Concussion experts and scientists responded overwhelmingly positively to the committee’s findings on Wednesday.

Sarah Hellewell, senior research fellow in neurotrauma at Curtin University, said the recommendations were “important for the future of concussion research in Australia, and will go a long way to support our understanding of the long-term effects of traumatic brain injury.”

Prof Hendry Brodaty at UNSW Sydney’s Centre for Healthy Brain Ageing, said the recommendations in the report were “excellent”. “As a specialist who has run a memory clinic for almost 40 years, I am acutely aware of this issue and have seen many football players with dementia, other neurological conditions and psychiatric problems in late life which is tragic for them and their families,” he said.
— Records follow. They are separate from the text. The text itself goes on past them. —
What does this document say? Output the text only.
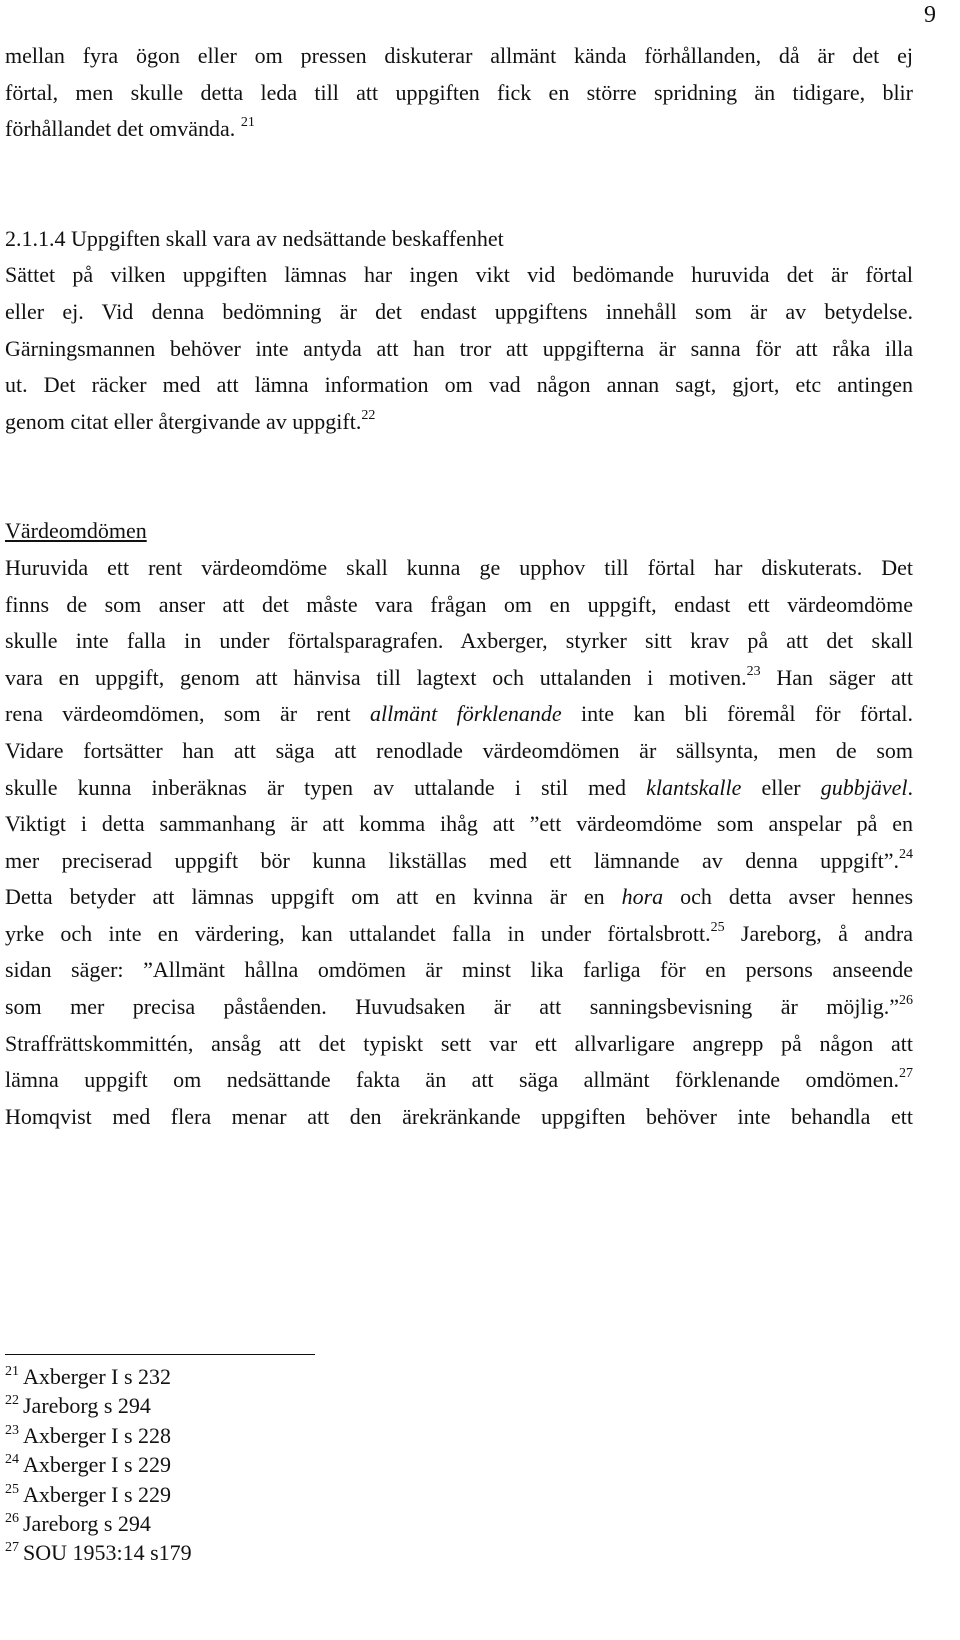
9
mellan fyra ögon eller om pressen diskuterar allmänt kända förhållanden, då är det ej
förtal, men skulle detta leda till att uppgiften fick en större spridning än tidigare, blir
förhållandet det omvända. $^{21}$
2.1.1.4 Uppgiften skall vara av nedsättande beskaffenhet
Sättet på vilken uppgiften lämnas har ingen vikt vid bedömande huruvida det är förtal
eller ej. Vid denna bedömning är det endast uppgiftens innehåll som är av betydelse.
Gärningsmannen behöver inte antyda att han tror att uppgifterna är sanna för att råka illa
ut. Det räcker med att lämna information om vad någon annan sagt, gjort, etc antingen
genom citat eller återgivande av uppgift.$^{22}$
Värdeomdömen
Huruvida ett rent värdeomdöme skall kunna ge upphov till förtal har diskuterats. Det
finns de som anser att det måste vara frågan om en uppgift, endast ett värdeomdöme
skulle inte falla in under förtalsparagrafen. Axberger, styrker sitt krav på att det skall
vara en uppgift, genom att hänvisa till lagtext och uttalanden i motiven.$^{23}$ Han säger att
rena värdeomdömen, som är rent allmänt förklenande inte kan bli föremål för förtal.
Vidare fortsätter han att säga att renodlade värdeomdömen är sällsynta, men de som
skulle kunna inberäknas är typen av uttalande i stil med klantskalle eller gubbjävel.
Viktigt i detta sammanhang är att komma ihåg att ”ett värdeomdöme som anspelar på en
mer preciserad uppgift bör kunna likställas med ett lämnande av denna uppgift”.$^{24}$
Detta betyder att lämnas uppgift om att en kvinna är en hora och detta avser hennes
yrke och inte en värdering, kan uttalandet falla in under förtalsbrott.$^{25}$ Jareborg, å andra
sidan säger: ”Allmänt hållna omdömen är minst lika farliga för en persons anseende
som mer precisa påståenden. Huvudsaken är att sanningsbevisning är möjlig.”$^{26}$
Straffrättskommittén, ansåg att det typiskt sett var ett allvarligare angrepp på någon att
lämna uppgift om nedsättande fakta än att säga allmänt förklenande omdömen.$^{27}$
Homqvist med flera menar att den ärekränkande uppgiften behöver inte behandla ett
$^{21}$ Axberger I s 232
$^{22}$ Jareborg s 294
$^{23}$ Axberger I s 228
$^{24}$ Axberger I s 229
$^{25}$ Axberger I s 229
$^{26}$ Jareborg s 294
$^{27}$ SOU 1953:14 s179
La Trobe’s Prof Alan Pearce, research manager at the Australian Sports Brain Bank, who gave evidence to the committee, praised the report but echoed Rice’s concerns regarding the language the recommendations were couched in.

“The inquiry report is thorough and I commend the committee for synthesising so many points of view,” Pearce said. “The recommendations certainly acknowledge the science on the causal links between repetitive head trauma and CTE, but some lack the forcefulness needed to reduce the risk of long term brain disease.”